Visualization meditation is considered one of the more advanced meditation techniques for stress, as it incorporates your imagination into the process. Simply put, visualization is imagining things to produce specific results. This technique can be practiced alone or in a group setting with a guide. For instance, if your goal is to relax, you might imagine enjoying a quiet day at the beach. Imagine the setting in detail, and use all of your five senses. (i.e., feel the warm breeze on your face, hear the seagulls calling in the sky, see the sunlight twinkling on the water). Bringing a certain scene to life in your mind makes it a more convincing experience. Here’s a snapshot of how you can learn to practice visualization:

  1. Imagine or remember an image or scene. Go into your mind and remember or build the image.
  2. Closely examine the image in your mind. Scour the image or analyze it in very fine detail. Don’t leave out anything.
  3. See and hold this image. Using the power of your mind, try as hard as you can to sustain this image with complete clarity.

Each step in visualization should be supported by the step before it. In other words, if it becomes difficult to hold the image in your mind (Step 3), go back to Step 2 (closely examining the image). With practice and patience, your ability to perform visualization meditation will become stronger and stronger, until you’re able to recall your image (or images) at any time.

Is Meditation for Everyone?

mand meditating on bench

Meditation doesn’t come free of challenges. It’s a skill that, like anything worthwhile, takes time and practice. Meditation isn’t about controlling or quieting the mind. It’s about being more at ease with your mind. Beginners should get into a good routine and avoid meditating before bed. It’s normal and okay for your mind to wander. Just try to bring your attention back to your breathing. If a certain technique isn’t working, don’t force it.

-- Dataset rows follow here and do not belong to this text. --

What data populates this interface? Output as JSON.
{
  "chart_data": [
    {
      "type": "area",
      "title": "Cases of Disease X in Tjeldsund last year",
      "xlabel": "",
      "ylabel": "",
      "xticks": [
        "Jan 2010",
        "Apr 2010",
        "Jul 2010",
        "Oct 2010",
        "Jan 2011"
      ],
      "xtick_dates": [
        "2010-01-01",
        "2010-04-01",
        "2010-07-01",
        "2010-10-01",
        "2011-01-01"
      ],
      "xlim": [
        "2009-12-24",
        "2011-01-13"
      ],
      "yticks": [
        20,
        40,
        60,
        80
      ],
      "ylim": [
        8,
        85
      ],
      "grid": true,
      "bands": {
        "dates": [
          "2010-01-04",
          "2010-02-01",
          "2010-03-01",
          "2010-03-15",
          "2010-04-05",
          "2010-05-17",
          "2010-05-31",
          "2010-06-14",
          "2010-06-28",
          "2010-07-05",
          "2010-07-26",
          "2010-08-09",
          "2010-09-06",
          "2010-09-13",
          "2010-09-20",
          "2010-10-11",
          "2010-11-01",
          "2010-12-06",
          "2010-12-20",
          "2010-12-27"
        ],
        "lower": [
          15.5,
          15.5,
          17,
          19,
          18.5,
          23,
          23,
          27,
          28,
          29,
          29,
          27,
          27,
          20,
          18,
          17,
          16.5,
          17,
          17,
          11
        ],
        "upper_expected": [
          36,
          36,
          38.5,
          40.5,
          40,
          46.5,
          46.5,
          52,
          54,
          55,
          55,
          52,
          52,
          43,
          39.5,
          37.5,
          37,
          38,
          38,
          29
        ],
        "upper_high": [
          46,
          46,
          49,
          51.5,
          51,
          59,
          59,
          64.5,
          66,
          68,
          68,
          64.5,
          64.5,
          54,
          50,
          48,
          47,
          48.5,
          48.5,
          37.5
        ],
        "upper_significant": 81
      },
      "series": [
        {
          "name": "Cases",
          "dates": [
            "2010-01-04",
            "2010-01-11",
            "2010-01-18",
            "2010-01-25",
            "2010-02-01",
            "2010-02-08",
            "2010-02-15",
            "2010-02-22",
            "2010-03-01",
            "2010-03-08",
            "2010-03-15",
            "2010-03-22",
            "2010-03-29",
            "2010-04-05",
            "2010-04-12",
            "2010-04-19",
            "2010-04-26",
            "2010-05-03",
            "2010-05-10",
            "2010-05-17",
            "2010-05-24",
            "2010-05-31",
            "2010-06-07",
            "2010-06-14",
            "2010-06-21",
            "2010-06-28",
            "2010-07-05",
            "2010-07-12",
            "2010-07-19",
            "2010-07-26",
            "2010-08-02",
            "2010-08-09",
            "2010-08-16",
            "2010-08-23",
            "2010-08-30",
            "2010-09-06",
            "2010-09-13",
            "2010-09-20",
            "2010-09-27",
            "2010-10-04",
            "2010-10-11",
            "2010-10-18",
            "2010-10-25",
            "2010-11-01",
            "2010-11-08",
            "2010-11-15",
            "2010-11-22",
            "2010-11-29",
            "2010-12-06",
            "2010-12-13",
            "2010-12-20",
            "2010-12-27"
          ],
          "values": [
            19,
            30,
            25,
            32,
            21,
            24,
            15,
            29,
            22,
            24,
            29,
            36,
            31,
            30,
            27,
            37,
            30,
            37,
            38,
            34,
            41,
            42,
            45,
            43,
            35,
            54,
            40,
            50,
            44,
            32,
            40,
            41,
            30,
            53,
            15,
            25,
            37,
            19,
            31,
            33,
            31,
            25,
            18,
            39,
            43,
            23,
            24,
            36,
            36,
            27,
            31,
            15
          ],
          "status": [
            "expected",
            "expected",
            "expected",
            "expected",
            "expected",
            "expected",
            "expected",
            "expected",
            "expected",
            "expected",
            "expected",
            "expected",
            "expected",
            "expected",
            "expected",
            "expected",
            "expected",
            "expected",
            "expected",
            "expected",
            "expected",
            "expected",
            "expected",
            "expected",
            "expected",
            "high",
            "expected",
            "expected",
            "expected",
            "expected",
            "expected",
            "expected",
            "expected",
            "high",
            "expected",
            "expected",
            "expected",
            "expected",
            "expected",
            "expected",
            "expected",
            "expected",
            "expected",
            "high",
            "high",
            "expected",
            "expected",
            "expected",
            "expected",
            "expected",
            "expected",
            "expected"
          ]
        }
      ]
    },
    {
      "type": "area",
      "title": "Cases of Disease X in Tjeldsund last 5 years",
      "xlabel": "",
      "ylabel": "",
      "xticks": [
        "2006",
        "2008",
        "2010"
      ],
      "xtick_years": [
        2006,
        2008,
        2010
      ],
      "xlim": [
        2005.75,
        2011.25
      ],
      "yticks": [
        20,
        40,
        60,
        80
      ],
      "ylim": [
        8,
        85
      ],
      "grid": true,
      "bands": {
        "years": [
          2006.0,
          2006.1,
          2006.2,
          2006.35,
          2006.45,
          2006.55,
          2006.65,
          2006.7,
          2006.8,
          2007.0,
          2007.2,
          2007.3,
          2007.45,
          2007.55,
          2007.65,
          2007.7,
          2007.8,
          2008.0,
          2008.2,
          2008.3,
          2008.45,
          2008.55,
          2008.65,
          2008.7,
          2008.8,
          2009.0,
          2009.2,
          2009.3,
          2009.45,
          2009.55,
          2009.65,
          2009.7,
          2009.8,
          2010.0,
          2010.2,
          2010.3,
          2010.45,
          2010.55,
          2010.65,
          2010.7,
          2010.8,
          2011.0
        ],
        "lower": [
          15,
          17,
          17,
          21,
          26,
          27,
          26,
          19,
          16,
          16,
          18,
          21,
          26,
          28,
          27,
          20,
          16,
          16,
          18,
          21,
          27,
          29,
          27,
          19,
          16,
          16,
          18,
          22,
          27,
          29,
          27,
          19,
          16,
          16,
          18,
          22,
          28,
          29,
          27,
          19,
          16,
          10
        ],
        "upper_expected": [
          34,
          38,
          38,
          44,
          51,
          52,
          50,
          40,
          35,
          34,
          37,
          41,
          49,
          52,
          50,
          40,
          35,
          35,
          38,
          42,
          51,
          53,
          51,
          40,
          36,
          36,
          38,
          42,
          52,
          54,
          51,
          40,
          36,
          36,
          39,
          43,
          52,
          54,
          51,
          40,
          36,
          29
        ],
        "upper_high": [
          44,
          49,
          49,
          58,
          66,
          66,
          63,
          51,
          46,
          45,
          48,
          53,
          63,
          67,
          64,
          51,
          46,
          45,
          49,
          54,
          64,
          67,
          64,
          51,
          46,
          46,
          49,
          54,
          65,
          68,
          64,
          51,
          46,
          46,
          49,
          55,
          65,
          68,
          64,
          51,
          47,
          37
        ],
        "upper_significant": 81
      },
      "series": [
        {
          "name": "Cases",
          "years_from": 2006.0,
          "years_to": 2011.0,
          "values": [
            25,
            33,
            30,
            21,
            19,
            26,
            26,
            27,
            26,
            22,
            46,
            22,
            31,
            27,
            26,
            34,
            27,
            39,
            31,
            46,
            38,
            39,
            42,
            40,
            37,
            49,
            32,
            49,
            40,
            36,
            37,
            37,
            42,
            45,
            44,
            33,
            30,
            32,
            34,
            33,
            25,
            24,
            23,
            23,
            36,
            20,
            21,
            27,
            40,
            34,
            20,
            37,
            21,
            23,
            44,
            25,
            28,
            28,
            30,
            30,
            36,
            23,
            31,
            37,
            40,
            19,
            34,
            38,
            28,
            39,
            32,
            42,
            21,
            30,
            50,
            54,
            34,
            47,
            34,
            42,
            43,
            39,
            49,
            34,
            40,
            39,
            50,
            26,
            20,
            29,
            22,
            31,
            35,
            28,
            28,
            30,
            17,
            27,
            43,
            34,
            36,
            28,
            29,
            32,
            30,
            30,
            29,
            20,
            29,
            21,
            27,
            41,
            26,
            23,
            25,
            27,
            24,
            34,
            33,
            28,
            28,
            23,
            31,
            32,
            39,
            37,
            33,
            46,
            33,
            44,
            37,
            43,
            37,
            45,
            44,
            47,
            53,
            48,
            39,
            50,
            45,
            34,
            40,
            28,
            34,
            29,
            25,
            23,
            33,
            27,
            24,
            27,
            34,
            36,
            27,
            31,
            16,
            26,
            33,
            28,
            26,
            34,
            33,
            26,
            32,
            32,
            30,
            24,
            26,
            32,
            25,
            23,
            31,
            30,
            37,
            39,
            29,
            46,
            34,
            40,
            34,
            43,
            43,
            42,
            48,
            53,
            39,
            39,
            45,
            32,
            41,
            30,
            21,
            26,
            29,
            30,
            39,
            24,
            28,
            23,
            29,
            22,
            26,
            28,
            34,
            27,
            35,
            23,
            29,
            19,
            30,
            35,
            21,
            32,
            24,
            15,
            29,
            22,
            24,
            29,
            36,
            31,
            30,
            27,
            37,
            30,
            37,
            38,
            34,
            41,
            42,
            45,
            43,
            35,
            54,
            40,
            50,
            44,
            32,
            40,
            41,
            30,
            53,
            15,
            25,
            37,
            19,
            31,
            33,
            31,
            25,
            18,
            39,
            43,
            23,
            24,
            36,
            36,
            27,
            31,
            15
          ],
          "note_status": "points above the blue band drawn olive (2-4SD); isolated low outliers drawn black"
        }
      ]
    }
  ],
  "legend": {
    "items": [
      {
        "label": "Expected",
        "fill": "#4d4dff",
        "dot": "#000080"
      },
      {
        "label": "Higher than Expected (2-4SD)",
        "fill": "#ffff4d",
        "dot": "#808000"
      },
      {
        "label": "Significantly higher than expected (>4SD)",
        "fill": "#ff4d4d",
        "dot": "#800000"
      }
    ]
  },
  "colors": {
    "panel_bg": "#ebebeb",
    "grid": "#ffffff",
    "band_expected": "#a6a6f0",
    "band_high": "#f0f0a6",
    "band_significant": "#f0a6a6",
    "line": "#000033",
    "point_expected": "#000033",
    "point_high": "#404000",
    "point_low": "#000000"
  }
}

Whether it’s walking outside, sitting in a lotus position or listening to music, there are many ways to meditate and explore the mind. In other words, there is no one-size-fits-all when it comes to meditation techniques for stress. While mindful meditation, for example, is one way to step away from our jumbled and cluttered minds, it isn’t the only way. Flexibility is key. For instance, if you don’t have time to stop and sit down for 20 minutes, try mindfully eating an apple. Lose yourself in the color, taste and texture of the fruit.

If you’re hoping meditation will cure all of your problems, you will likely wind up feeling disappointed. When you start to meditate regularly, it’s possible that suppressed emotions could come to the surface and be too upsetting. Meditation should never be used as an alternative to seeking help from a medical professional or receiving behavioral therapy.